In the end, I decided to do the right thing and enlisted my wife to help me change the boy and the sheets. In no time flat, he was dry and back slumbering peacefully. My conscience was clear, but I was surprised at my need to do risk-reward analysis before taking action…

…In other news about my son, he has started a habit of wearing socks on his hands. If I want him to leave the socks on his feet, then I need to give him an extra pair of hand socks. My wife, trying to be helpful, gave him an old pair of “prom gloves.” He wore those around the house for a while, but seems to prefer socks to items actually designed for hands. He will sometimes ask for help in putting the socks on his hands and then will complain if the socks are not “on right.” I’m not sure what that means, exactly. Does the heel of the sock go over the palm of the hand?
This behavior apparently started one morning when my wife went in to my son’s room in the morning and asked him why he had socks on his feet. He replied (and this is a direct quote), “I wanted to play with my feet. I didn’t chew on my piggies, but they wanted to be free. Then I put my gloves on, like Handy Manny.”

This is an interesting statement. Bronco generally chews his fingernails, and we haven’t really made an effort to stop him – mainly due to a fear of how else that nervous energy might manifest itself.
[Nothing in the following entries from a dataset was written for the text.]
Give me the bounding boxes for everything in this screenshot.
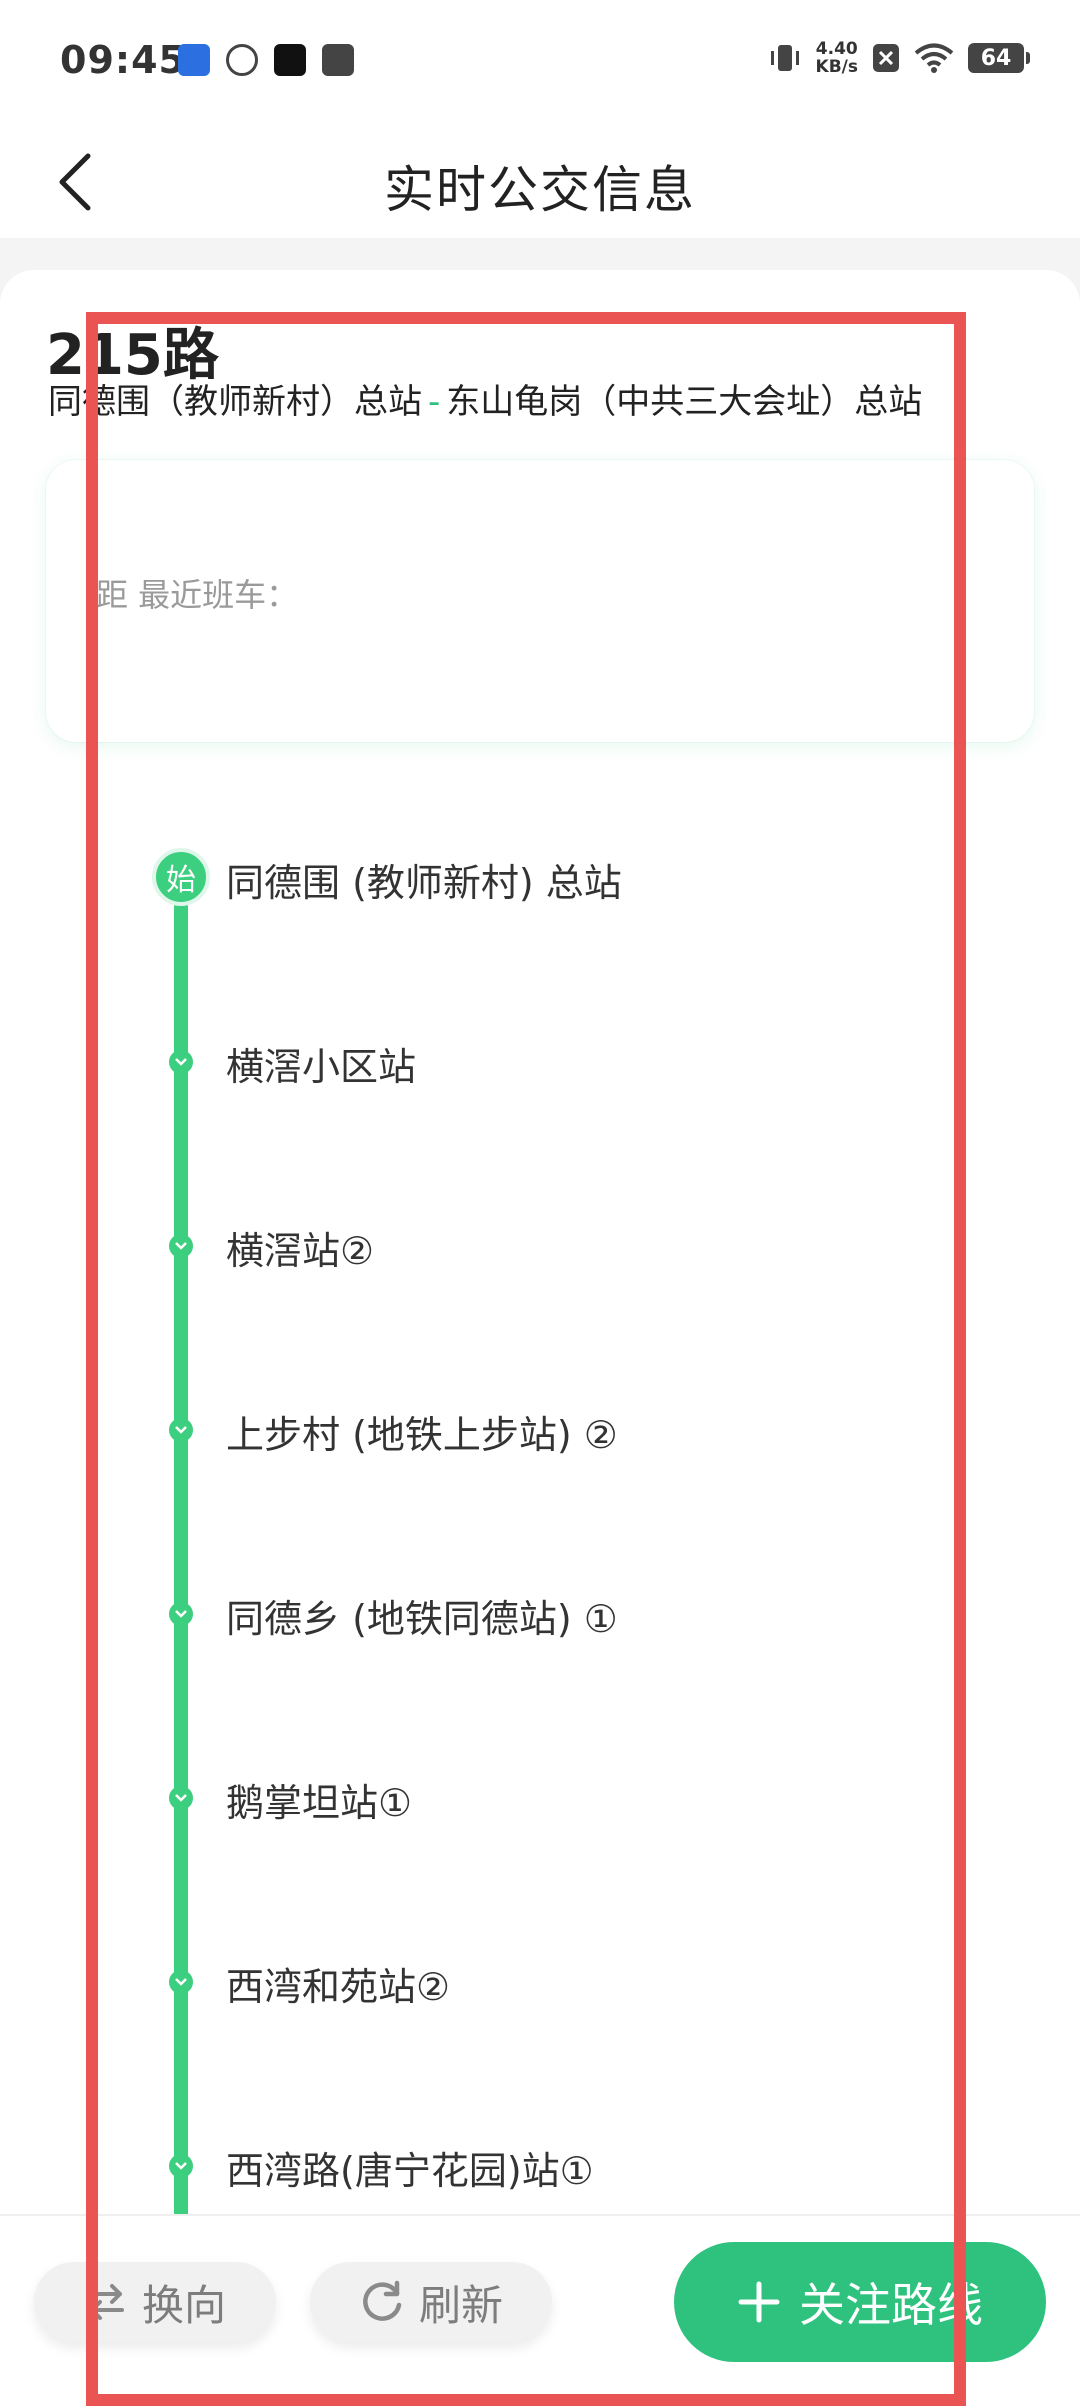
route-origin: 同德围（教师新村）总站 (48, 382, 422, 422)
refresh-label: 刷新 (418, 2280, 503, 2330)
stop-name: 同德围 (教师新村) 总站 (226, 861, 622, 905)
route-card: 215路 同德围（教师新村）总站 - 东山龟岗（中共三大会址）总站 距 最近班车： … (0, 270, 1080, 2220)
next-bus-label: 距 最近班车： (96, 576, 299, 614)
refresh-button[interactable]: 刷新 (310, 2262, 552, 2342)
chevron-down-icon (169, 1970, 193, 1994)
stop-item[interactable]: 鹅掌坦站① (0, 1758, 1080, 1838)
stop-item[interactable]: 西湾路(唐宁花园)站① (0, 2126, 1080, 2206)
start-badge: 始 (152, 848, 210, 906)
sync-icon (226, 44, 258, 76)
follow-route-label: 关注路线 (799, 2278, 983, 2332)
page-title: 实时公交信息 (384, 161, 696, 219)
route-destination: 东山龟岗（中共三大会址）总站 (446, 382, 923, 422)
stop-item[interactable]: 上步村 (地铁上步站) ② (0, 1390, 1080, 1470)
network-speed: 4.40 KB/s (816, 40, 858, 76)
no-sim-icon (873, 44, 899, 72)
swap-icon (87, 2284, 124, 2320)
bottom-bar: 换向 刷新 关注路线 (0, 2214, 1080, 2408)
message-icon (322, 44, 354, 76)
refresh-icon (363, 2280, 402, 2321)
plus-icon (738, 2281, 780, 2323)
screen: 09:45 4.40 KB/s 64 实时公交信息 215路 同德围（教师新村）… (0, 0, 1080, 2408)
stop-name: 上步村 (地铁上步站) ② (226, 1413, 618, 1457)
reverse-button[interactable]: 换向 (34, 2262, 276, 2342)
network-speed-unit: KB/s (815, 57, 858, 77)
chevron-down-icon (169, 1602, 193, 1626)
stop-name: 横滘站② (226, 1229, 375, 1273)
reverse-label: 换向 (141, 2280, 226, 2330)
stop-name: 同德乡 (地铁同德站) ① (226, 1597, 618, 1641)
wifi-icon (914, 43, 954, 73)
route-separator: - (428, 382, 441, 422)
follow-route-button[interactable]: 关注路线 (674, 2242, 1046, 2362)
next-bus-panel: 距 最近班车： (46, 460, 1034, 742)
chevron-down-icon (169, 1786, 193, 1810)
stop-name: 鹅掌坦站① (226, 1781, 413, 1825)
header: 实时公交信息 (0, 128, 1080, 238)
system-icons: 4.40 KB/s 64 (768, 40, 1030, 76)
chevron-down-icon (169, 1234, 193, 1258)
stop-item[interactable]: 同德乡 (地铁同德站) ① (0, 1574, 1080, 1654)
stop-item[interactable]: 始 同德围 (教师新村) 总站 (0, 838, 1080, 918)
status-bar: 09:45 4.40 KB/s 64 (0, 0, 1080, 128)
chevron-down-icon (169, 2154, 193, 2178)
stop-item[interactable]: 横滘小区站 (0, 1022, 1080, 1102)
tiktok-icon (274, 44, 306, 76)
app-notification-icon (178, 44, 210, 76)
stop-item[interactable]: 横滘站② (0, 1206, 1080, 1286)
network-speed-value: 4.40 (815, 39, 858, 59)
chevron-down-icon (169, 1050, 193, 1074)
notification-icons (178, 44, 354, 76)
stop-name: 西湾和苑站② (226, 1965, 451, 2009)
vibrate-icon (770, 45, 799, 71)
battery-indicator: 64 (968, 43, 1030, 73)
status-time: 09:45 (60, 38, 186, 82)
stop-name: 西湾路(唐宁花园)站① (226, 2149, 594, 2193)
stop-item[interactable]: 西湾和苑站② (0, 1942, 1080, 2022)
chevron-down-icon (169, 1418, 193, 1442)
stop-name: 横滘小区站 (226, 1045, 417, 1089)
route-terminals: 同德围（教师新村）总站 - 东山龟岗（中共三大会址）总站 (48, 374, 922, 423)
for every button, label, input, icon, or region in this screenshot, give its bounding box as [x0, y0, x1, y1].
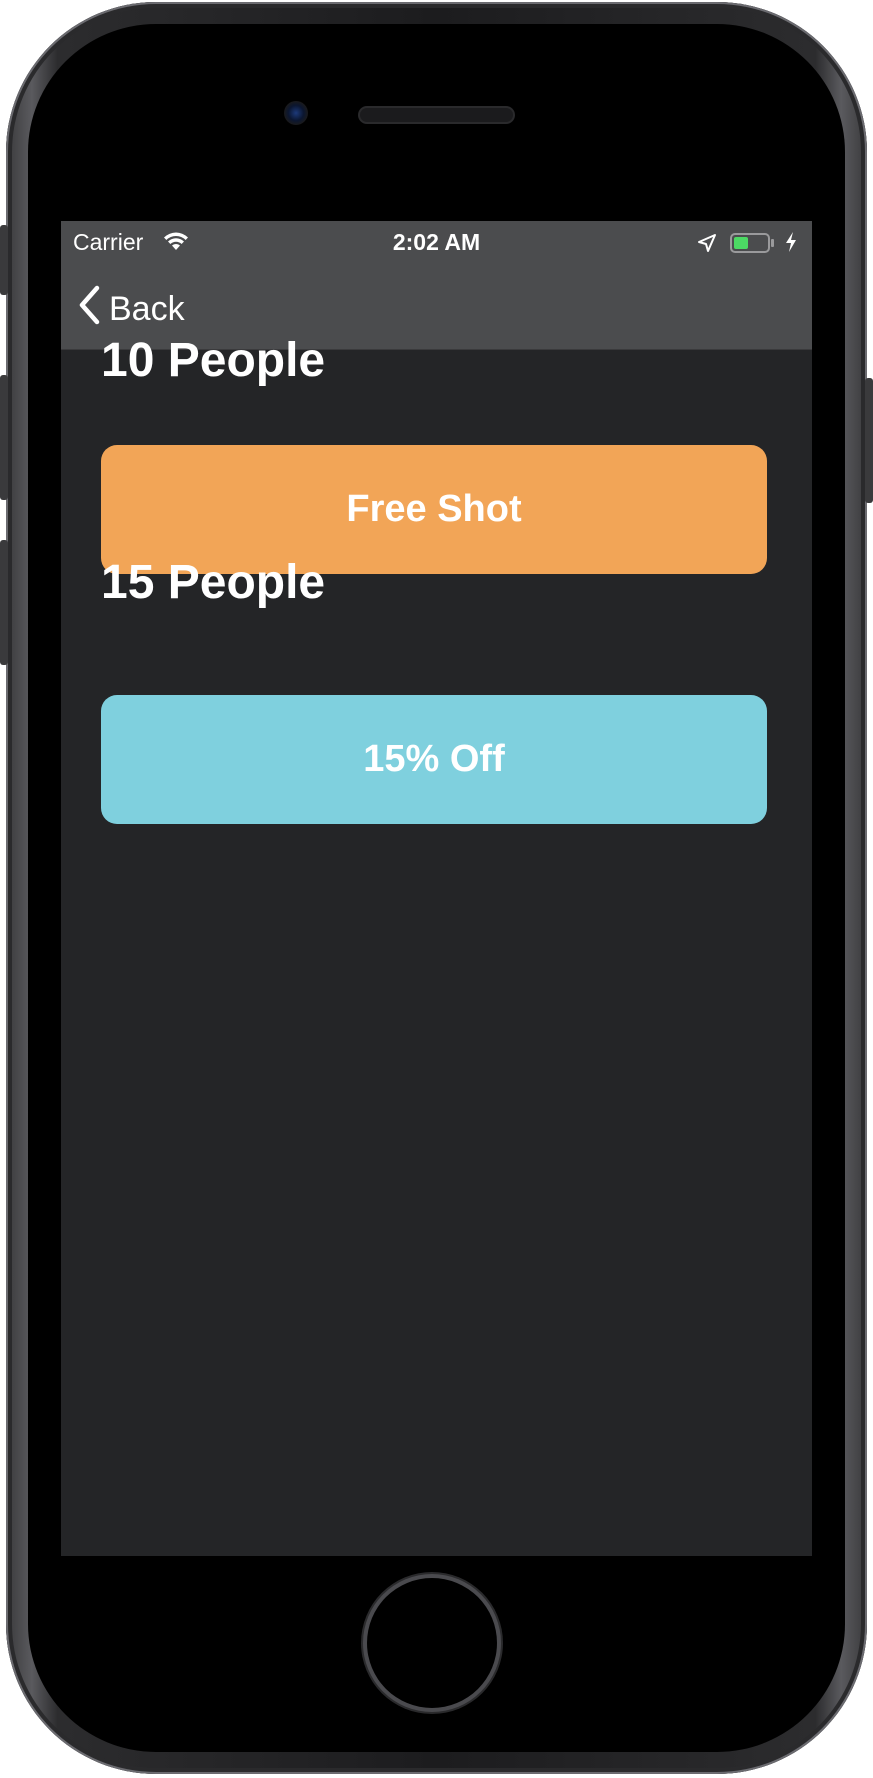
location-arrow-icon	[697, 232, 717, 259]
mute-switch	[0, 225, 8, 295]
volume-up-button	[0, 375, 8, 500]
home-button[interactable]	[367, 1578, 497, 1708]
tier-title-10-people: 10 People	[101, 334, 326, 387]
back-button-label: Back	[109, 290, 185, 328]
power-button	[865, 378, 873, 503]
front-camera	[284, 101, 308, 125]
app-screen: Carrier 2:02 AM Back 10 People Free Shot…	[61, 221, 812, 1556]
battery-icon	[730, 232, 774, 253]
tier-title-15-people: 15 People	[101, 556, 326, 609]
earpiece-speaker	[360, 108, 513, 122]
chevron-left-icon	[77, 285, 109, 334]
volume-down-button	[0, 540, 8, 665]
status-bar: Carrier 2:02 AM	[61, 221, 812, 263]
back-button[interactable]: Back	[77, 285, 185, 334]
reward-button-15-off[interactable]: 15% Off	[101, 695, 767, 824]
charging-bolt-icon	[784, 231, 798, 259]
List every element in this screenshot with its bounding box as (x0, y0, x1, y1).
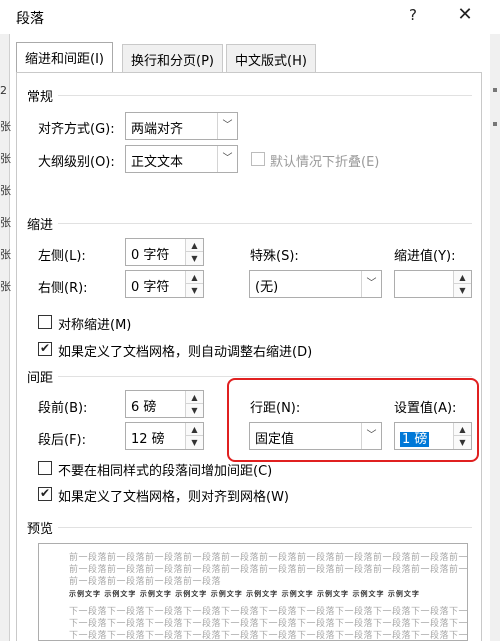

Plus, I figure it’s relatively harmless, since I spent my entire life biting my nails (until, oddly enough, the day my son was born – since then I have not had any urge to chew).
The upside to Bronco wearing socks on his hands, if there can be an upside, is that he can’t chew on his fingernails. His explanation, however, appears to indicate that he has considered chewing on his toes during those times when his fingers are unavailable. If this habit forms, I can imagine that it will prove to be a bit awkward during social situations, especially as the boy gets a bit older. But, I suppose if your piggies want to be free, they want to be free.

My question is, however, if this habit takes hold and my son starts chewing on his toenails during a job interview, or while meeting a potential girlfriend’s parents – how much do I sue Disney (the makers of the Handy Manny show) for?